L 10-11½ cm. Placed in a separate family, one reason being its aberrant breeding biology. Breeds in deciduous trees bordering rivers and lakeshores, in young regrowth beside overgrown swamps etc. Requires access to suitable nesting trees with thin, hanging branches (birch, willow, alder). Migratory in N, resident in S. Has spread towards NW in recent decades. Food mostly insects and spiders. Polygamous breeding habits. Several nests may be sited close to each other, but is not a true colonial nester; the same male can start more than one nest. Nest unusual, fixed skilfully at end of a thin hanging branch, is pouch-shaped and furnished with entrance tunnel; exterior is pale and downy owing to interwoven seed-hairs of willow, aspen and bulrush.
IDENTIFICATION: Very small, with conical and sharply pointed bill. Adult almost like a male Red-backed Shrike in coloration, with black mask through eye, light grey crown/nape and reddish-brown mantle/back. male has broader eye-mask than female and darker red-brown back, which is noticeable when pair seen together. male also has stronger sprinkling of diffuse red-brown spots on breast than female. Flight is light and a little springy. Climbs nimbly on thinnest branches, freely hangs upside-down. - Juvenile: Duller.

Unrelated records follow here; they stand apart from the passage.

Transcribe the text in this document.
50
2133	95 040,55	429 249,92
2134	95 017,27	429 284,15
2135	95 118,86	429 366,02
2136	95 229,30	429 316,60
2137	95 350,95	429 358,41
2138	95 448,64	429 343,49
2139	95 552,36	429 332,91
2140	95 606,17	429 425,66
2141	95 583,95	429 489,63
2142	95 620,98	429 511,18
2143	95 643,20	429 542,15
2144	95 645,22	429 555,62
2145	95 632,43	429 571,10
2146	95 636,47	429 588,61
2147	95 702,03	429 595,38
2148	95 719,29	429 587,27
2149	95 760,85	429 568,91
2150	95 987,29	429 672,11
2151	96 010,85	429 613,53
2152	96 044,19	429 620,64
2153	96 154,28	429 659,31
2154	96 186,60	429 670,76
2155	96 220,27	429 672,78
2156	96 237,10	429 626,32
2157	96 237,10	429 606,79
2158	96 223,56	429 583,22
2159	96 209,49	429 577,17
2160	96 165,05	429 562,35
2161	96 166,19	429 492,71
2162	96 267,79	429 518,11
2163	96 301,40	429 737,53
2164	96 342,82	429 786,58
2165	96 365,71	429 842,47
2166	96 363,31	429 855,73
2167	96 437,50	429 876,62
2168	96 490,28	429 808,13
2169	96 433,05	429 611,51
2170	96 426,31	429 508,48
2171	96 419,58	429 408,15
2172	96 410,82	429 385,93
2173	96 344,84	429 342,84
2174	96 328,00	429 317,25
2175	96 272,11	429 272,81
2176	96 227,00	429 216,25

Eye-mask grey-brown and poorly indicated (never black), back drab yellowish grey-brown, crown greyish-buff with slightly paler forehead.
VOICE: Call a fine, whistled ‘tsiiiü’, faintly downslurred; sounds tender and almost ‘dreamy’ in tone (more drawn out than Reed Bunting’s ‘siu’, softer and more downslurred than Robin’s ‘tsiiih’). Song a simple ditty with the call (or fragments of it) interwoven and with high trills, well spaced, e.g. ‘tsiiü... sirrrr tvitvitvi... tsiiü... zver’r’r’r’... tsiiü... (like a soft, high-voiced Greenfinch).